I tried. I really did. But some of us don’t fit into prescribed categories, or else we willfully refuse to be boxed in, for better and/or worse. Hunting through my tangled skein of careers and published works, I searched for a common thread to use as my “brand.” To my surprise, I found that my proclivities actually point to one:
• I am drawn to expats, to contrarians, to those who have no desire to fit in.
• I seek out borders and boundaries separating opposing cultures, values, beliefs, politics. Some dividing lines are peaceable; some are demilitarized zones, separating hostile forces.
• The closer I am to that dividing line, the more likely I am to make new and interesting discoveries.
• Living between two worlds is a lot like living in the intertidal zone.
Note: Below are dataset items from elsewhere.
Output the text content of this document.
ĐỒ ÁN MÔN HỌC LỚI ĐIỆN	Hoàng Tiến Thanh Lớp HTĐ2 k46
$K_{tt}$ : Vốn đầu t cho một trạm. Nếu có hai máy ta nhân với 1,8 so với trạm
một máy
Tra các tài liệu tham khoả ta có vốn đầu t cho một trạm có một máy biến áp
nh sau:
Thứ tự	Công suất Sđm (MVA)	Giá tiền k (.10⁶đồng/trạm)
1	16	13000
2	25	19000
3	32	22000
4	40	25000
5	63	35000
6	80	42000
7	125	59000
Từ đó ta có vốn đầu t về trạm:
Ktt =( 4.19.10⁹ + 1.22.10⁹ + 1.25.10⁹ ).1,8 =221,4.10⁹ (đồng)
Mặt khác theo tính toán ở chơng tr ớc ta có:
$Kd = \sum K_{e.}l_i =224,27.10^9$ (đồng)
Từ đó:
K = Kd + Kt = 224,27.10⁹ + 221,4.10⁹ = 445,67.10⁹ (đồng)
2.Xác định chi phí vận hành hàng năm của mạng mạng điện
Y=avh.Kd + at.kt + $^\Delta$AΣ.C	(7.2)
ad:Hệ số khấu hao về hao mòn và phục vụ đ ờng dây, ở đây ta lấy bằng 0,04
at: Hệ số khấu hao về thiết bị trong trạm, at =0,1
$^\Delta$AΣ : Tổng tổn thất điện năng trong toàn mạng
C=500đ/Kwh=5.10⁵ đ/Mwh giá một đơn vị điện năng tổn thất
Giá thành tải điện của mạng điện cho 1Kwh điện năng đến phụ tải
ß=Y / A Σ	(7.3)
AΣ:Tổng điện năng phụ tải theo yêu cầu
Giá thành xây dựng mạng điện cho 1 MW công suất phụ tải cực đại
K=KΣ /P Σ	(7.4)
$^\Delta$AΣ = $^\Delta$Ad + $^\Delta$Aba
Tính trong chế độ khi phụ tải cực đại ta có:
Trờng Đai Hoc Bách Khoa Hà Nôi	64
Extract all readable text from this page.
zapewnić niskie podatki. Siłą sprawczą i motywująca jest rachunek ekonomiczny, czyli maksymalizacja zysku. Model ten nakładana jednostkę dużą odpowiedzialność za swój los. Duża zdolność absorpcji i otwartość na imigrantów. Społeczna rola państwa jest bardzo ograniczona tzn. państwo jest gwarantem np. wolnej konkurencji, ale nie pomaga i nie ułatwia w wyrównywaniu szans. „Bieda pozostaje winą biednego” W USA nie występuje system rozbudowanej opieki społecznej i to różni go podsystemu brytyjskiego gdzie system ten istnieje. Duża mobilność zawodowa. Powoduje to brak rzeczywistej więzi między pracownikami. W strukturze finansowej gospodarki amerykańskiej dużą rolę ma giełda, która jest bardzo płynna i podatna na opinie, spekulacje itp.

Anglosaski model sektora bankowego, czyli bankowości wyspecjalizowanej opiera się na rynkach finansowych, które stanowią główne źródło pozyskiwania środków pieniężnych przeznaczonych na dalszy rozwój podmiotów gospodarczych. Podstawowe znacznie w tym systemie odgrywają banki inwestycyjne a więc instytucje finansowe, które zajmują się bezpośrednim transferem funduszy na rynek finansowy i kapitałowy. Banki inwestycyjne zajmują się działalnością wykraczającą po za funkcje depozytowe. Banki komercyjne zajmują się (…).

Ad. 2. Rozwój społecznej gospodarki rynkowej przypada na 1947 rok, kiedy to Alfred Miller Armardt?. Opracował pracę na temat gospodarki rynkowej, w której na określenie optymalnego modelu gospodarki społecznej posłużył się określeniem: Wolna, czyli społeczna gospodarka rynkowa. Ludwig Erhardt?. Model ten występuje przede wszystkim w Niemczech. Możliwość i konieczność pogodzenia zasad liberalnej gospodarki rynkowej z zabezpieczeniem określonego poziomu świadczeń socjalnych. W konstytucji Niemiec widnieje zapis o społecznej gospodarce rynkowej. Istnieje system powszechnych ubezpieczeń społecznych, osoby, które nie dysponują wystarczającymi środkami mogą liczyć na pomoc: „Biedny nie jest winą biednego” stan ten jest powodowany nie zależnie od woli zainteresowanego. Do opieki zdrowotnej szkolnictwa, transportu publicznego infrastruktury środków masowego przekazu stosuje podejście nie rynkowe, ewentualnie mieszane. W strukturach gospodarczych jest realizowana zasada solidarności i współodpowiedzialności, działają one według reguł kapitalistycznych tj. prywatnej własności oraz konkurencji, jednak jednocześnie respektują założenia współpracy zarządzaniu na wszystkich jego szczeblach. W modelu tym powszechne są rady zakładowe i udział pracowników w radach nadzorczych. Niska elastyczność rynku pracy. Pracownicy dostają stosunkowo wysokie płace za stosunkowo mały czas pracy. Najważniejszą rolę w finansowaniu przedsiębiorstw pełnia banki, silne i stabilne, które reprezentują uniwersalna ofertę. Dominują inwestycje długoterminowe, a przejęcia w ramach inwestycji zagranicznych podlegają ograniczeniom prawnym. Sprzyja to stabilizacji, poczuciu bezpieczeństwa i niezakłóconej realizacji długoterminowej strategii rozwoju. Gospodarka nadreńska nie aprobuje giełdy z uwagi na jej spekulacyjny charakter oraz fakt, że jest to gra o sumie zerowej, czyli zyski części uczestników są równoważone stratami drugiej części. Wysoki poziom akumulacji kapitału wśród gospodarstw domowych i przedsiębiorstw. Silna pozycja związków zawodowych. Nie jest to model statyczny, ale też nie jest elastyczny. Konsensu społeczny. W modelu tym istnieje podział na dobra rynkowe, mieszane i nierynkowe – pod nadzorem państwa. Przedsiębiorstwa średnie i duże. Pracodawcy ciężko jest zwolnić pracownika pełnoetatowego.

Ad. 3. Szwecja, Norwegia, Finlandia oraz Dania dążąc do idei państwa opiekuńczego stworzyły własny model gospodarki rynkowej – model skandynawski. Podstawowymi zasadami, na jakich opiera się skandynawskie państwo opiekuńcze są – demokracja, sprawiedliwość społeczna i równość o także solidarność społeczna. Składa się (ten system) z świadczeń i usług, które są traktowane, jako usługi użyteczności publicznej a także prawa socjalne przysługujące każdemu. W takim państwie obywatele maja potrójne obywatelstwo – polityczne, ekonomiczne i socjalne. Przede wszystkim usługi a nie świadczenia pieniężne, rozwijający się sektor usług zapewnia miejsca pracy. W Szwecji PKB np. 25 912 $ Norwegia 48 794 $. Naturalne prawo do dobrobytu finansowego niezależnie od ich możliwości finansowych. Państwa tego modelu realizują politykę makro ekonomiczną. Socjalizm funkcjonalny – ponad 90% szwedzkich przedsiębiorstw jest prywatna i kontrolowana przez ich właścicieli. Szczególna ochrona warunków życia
One must learn to survive in 2 or more vastly different ecosystems. It is stressful, but also fertile and creative and never dull.
• If I had to sum myself up in a word, it would be “synthesist.”
Well, OK then: my specialty, my brand, is synthesis.
My fiction
For as long as I can remember, I’ve been telling and writing stories. Year after year, I planned to devote more time to it, but earning a living and raising kids came first. When my children were teens, testing their wings and making nest-leaving noises, I took a leap of faith and returned to school for my MFA in creative writing for children and young adults at Vermont College of Fine Arts. For the first time ever, I excelled at school. For the first time ever, I Won Things, (the Alumni Award and the Critical Thesis Award). Most of all, I wrote and wrote and wrote.
My main characters tend to be contrarian, like me. Similarly, I’m drawn to characters who straddle boundaries, who don’t fit into their cultural niche and are never quite at home anywhere. No matter how serious my story is, humor finds a way into it. I can’t keep it out.
This is an exciting and terrifying time to be a writer. The whole publishing industry feels at times as if it’s heading over a cliff. For those of us whose fate is tied up with it, change has become the air we breathe, the water we drink, the food we eat. Yet amid the upheavals, a zillion writers worldwide enlist in National Novel Writing Month each November. Year round, writers write and join critique groups; readers buy books and join book clubs. Whatever else changes, our hunger to tell and receive stories is hardwired, part of what makes us human.